The sale of the Membership Interests to the Company’s directors is in the scope of FASB ASC Topic
718, “Compensation-Stock Compensation” (“ASC 718”). Under ASC 718, stock-based compensation associated with equity-classified awards is measured at fair value upon the grant date. The fair value of the 100,000 shares granted to the Company’s directors was $835,000 or $8.35 per share. The Founder Shares were granted subject to a performance condition (i.e., the occurrence of a Business Combination). Compensation expense related to the Founder Shares is recognized only when the performance condition is probable of occurrence under the applicable accounting literature in this circumstance. As of December 31, 2021, the Company determined that a Business Combination is not considered probable, and, therefore, no stock-based compensation expense has been recognized. Stock-based compensation would be recognized at the date a Business Combination is considered probable (i.e., upon consummation of a Business Combination) in an amount equal to the number of Founder Shares times the grant date fair value per share (unless subsequently modified) less the amount initially received for the purchase of the Founder Shares.
Promissory Note – Related Party
On January 15, 2021, the Company issued an unsecured promissory note (the “Promissory Note”) to the Sponsor, pursuant to which the Company may borrow up to an aggregate principal amount of $300,000. The Promissory Note was
non-interest
bearing and payable on the earlier of September 30, 2021 or the completion of the Initial Public Offering.

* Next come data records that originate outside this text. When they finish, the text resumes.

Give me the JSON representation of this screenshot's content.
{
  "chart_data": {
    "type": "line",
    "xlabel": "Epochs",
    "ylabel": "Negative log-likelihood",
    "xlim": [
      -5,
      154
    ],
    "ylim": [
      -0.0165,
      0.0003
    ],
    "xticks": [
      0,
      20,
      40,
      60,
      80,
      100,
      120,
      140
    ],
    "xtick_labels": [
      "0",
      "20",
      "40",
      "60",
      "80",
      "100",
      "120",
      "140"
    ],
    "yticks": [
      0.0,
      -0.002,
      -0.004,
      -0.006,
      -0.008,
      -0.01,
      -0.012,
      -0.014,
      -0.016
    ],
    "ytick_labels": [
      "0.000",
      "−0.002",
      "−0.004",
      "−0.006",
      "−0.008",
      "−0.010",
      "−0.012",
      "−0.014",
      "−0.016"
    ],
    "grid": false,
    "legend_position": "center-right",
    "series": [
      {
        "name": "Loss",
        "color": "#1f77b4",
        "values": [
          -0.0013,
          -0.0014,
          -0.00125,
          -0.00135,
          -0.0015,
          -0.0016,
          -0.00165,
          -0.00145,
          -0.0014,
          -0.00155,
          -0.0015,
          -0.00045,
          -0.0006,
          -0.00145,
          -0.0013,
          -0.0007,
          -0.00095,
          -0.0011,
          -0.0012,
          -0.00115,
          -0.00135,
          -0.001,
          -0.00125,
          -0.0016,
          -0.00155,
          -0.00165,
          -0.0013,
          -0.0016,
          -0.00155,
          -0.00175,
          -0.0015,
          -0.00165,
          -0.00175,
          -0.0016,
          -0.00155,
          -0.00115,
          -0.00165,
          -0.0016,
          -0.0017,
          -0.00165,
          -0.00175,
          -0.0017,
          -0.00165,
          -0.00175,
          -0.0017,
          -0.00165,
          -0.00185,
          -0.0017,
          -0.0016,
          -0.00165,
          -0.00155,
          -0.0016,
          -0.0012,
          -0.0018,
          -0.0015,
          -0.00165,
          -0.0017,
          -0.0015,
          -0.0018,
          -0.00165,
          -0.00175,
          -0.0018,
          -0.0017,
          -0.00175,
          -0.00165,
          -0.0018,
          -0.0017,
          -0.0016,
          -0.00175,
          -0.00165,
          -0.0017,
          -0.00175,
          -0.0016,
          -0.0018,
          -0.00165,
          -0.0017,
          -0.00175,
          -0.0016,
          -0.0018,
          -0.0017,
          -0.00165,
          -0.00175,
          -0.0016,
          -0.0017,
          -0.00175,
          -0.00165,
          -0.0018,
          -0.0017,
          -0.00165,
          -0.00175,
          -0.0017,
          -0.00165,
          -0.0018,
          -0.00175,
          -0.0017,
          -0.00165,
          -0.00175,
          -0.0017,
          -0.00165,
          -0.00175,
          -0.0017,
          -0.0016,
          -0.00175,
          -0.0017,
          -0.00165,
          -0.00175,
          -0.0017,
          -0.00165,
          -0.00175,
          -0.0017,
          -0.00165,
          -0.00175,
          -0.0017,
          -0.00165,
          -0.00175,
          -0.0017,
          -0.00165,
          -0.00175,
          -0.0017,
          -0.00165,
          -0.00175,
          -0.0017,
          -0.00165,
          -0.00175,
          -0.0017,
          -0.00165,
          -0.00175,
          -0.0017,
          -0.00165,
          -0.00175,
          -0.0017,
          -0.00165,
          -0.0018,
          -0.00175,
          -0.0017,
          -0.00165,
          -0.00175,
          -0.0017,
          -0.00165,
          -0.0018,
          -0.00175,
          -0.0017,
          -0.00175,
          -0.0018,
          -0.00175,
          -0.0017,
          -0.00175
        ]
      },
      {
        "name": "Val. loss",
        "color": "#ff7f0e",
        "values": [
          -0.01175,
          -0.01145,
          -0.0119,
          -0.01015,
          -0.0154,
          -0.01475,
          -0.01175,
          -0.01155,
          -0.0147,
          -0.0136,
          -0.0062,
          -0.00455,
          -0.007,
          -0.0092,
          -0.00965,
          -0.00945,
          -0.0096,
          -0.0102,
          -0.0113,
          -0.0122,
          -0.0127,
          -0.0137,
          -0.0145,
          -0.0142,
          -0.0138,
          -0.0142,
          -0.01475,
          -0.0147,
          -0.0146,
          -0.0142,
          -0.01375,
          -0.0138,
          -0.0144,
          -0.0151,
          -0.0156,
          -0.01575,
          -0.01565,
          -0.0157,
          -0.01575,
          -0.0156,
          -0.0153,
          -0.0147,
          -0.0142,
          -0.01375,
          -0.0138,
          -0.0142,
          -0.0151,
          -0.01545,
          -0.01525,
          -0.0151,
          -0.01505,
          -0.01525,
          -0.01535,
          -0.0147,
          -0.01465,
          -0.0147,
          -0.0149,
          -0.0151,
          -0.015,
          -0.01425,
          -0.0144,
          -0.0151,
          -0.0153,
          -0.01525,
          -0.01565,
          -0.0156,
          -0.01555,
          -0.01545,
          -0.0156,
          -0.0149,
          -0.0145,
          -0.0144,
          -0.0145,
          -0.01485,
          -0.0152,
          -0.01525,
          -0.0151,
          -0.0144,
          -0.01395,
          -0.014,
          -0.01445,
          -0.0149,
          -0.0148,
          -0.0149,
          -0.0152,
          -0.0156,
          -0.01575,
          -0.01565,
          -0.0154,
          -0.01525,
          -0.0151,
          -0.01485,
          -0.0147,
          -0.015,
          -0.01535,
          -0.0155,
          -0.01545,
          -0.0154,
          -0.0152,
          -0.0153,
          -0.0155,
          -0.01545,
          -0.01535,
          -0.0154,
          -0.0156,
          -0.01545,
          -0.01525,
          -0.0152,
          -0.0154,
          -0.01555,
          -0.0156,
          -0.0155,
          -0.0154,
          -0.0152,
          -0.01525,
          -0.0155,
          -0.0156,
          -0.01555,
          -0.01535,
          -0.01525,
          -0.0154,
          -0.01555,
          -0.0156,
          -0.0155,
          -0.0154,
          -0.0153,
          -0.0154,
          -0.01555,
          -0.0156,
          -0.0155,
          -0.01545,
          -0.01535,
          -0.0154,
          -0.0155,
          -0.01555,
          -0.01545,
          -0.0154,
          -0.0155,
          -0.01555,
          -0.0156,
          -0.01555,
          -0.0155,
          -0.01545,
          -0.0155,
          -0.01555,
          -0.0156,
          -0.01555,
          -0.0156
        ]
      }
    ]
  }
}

The outstanding loan of $186,819 was repaid at the time of the Initial Public Offering.
Administrative Support Agreement
The Company entered into an agreement, commencing on September 30, 2021 through the earlier of the Company’s consummation of a Business Combination and its liquidation, to pay the Sponsor a total not to exceed $10,000 per month for
 
secretarial and
administrative support. For the year ended December 31, 2021, the Company incurred $30,000 in fees for these services, of which such fees is included in accrued expenses in the accompanying balance sheet. For the period from December 10, 2020 (inception) through December 31, 2020, the Company did not incur any fees for these services.
Related Party Loans
In order to finance transaction costs in connection with a Business Combination, the Sponsor or an affiliate of the Sponsor or certain of the Company’s directors and officers may, but are not obligated to, loan the Company funds as may be required (“Working Capital Loans”). If the Company completes a Business Combination, the Company would repay the Working Capital Loans out of the proceeds of the Trust Account released to the Company. Otherwise, the Working Capital Loans would be repaid only out of funds held outside the Trust Account. In the event that a Business Combination does not close, the Company may use a portion of proceeds held outside the Trust Account to repay the Working Capital Loans, but no proceeds held in the Trust Account would be used to repay the Working Capital Loans. Except for the foregoing, the terms of such Working Capital Loans, if any, have not been determined and no written agreements exist with respect to such loans. The Working Capital Loans would either be repaid upon consummation of a Business Combination, without interest, or, at the lender’s discretion, up to $1,500,000 of such loans may be convertible into units, at a price of $10.00 per unit at the option of the lender. The units would be identical to the Private Placement Units. There are no outstanding balances under the Working Capital Loans as of December 31, 2021 and 2020.